The breach was discovered the same day and the network was safeguarded. An external computer forensics firm was contracted to assist with the investigation and help determine the nature and range of the breach.
The impacted servers did not include the medical records of all patients, only records of patients who received medical services between May 1, 2019 and June 12, 2019. The forensic review did not uncover any proof to suggest patient information was viewed or copied and no reports have been received to indicate patient information has been improperly used.
For most of the impacted patients, the breach was restricted to names, dates of birth, and clinical data. A small subset of patients also had their Social Security number accessed.
Patients whose Social Security number was exposed have been provided with free credit monitoring and identity theft protection services.

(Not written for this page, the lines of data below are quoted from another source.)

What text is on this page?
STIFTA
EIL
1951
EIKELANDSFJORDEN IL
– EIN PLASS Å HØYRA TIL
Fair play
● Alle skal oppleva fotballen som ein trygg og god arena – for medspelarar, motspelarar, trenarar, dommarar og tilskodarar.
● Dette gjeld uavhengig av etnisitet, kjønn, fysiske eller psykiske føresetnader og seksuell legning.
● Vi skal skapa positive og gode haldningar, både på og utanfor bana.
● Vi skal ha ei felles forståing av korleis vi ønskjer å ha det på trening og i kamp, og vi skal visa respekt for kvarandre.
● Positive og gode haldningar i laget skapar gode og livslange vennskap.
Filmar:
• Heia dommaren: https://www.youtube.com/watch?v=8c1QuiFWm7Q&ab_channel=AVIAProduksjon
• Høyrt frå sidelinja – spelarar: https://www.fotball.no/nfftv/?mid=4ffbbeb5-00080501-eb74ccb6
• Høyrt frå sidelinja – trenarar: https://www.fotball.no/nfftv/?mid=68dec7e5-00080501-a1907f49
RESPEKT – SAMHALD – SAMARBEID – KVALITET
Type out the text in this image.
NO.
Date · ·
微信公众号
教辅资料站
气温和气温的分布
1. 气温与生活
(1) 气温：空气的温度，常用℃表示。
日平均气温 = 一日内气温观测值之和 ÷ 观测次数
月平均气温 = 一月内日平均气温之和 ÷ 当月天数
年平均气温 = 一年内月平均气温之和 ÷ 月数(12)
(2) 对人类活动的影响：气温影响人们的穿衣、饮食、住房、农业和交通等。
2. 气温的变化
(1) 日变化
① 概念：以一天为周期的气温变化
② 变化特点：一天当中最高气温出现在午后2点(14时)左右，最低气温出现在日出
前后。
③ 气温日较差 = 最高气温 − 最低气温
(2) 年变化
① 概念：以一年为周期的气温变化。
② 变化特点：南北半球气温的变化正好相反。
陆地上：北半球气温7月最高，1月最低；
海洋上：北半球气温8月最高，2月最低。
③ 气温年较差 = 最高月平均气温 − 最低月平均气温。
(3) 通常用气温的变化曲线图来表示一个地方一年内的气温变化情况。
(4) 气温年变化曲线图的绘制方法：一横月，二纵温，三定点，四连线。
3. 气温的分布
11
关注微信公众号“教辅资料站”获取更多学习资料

RIENT is implementing extra technical safeguards to enhance its security posture and prevent similar attacks in the future.
In other news, the Hospice of San Joaquin in Stockton, CA has revealed that on July 2, 2019, hackers downloaded ransomware on its network and obtained access to servers hosting the protected health information of some of its patients.
While the hackers had access to patient data, the hospice does not believe any personal information has been accessed, stolen, or misused by the hackers.
Since unauthorized data access and theft could not be eliminated with a high degree of certainty, patients have been alerted about the breach. Individuals impacted by the breach had their full name exposed along with their home address, patient ID number, diagnoses, and other sensitive details.
The hospice has already put in place extra security measures to prevent other attacks like this happening going forward.